New Drug Reduces Heart Damage During Surgery

by Sheela Philomena on  March 12, 2013 at 10:17 AM Clinical Trials News   - G J E 4
A single dose of an anti-inflammatory treatment was found to reduce heart muscle damage during angioplasty procedures, says study.
 New Drug Reduces Heart Damage During Surgery
New Drug Reduces Heart Damage During Surgery

The antibody inclacumab, developed by Swiss lab Hoffmann-La Roche, significantly reduced levels of the standard molecular markers troponin I and CK-MB in patients, compared to those who took a placebo in a clinical trial.

Patients who received the inclacumab dose saw troponin I levels drop 22.4 percent more after 16 hours and 24.4 percent after more at 24 hours (p=0.05), compared with patients on a placebo.

CK-MB levels dropped 16.3 percent more after 16 hours and 17.4 percent more at 24 hours, compared with patients on placebo.

"It was exciting to see that a single administration of inclacumab would yield clinical benefit," said the study's lead investigator Jean-Claude Tardif, director of the Research Center at the Montreal Heart Institute.

The phase II trial examined 530 patients with a median age of 61 experiencing a type of heart attack called non-ST-elevation myocardial infarction or NSTEMI.

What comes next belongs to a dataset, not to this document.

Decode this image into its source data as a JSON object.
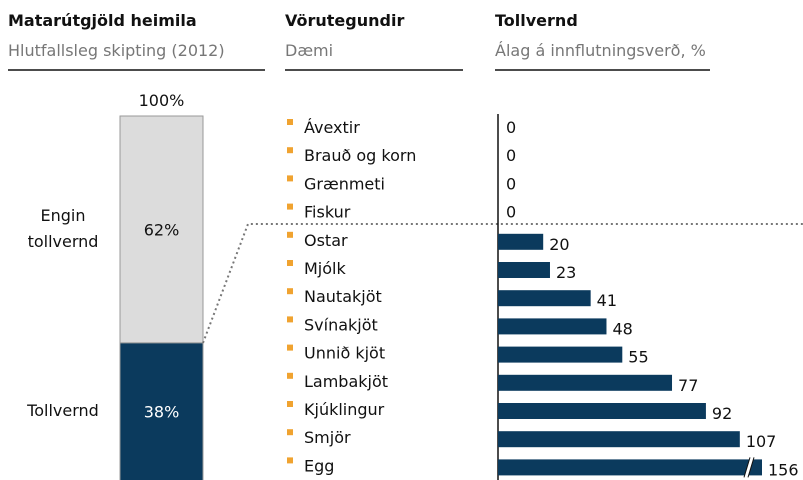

Patients were randomized to receive an infusion of inclacumab of 20 milligrams per kilogram, five milligrams per kilogram or a placebo one hour before angioplasty.

The researchers also found that 24 hours after angioplasty, 18.3 percent of patients on the placebo had CK-MB increases more than three times the upper limit of normal.

Many clinical trials define that threshold as the onset of a post-angioplasty heart attack.

But only 8.9 percent of patients who received the higher dose of inclacumab experienced those same CK-MB increases.

"If we're able to confirm these results in potential future studies, this drug could become part of the therapeutic armamentarium in modern cardiology," Tardif said in a statement.

"You could use this drug more widely, in all patients coming in with heart attacks, although that would require additional large studies."

More than a million coronary angioplasty procedures are performed in the United States each year, costing more than $10 billion.

Angioplasty can damage heart tissue, which can trigger a need for more procedures, poor outcomes and higher health care costs .

During angioplasty, surgeons insert a balloon catheter to mechanically widen narrowed or obstructed arteries.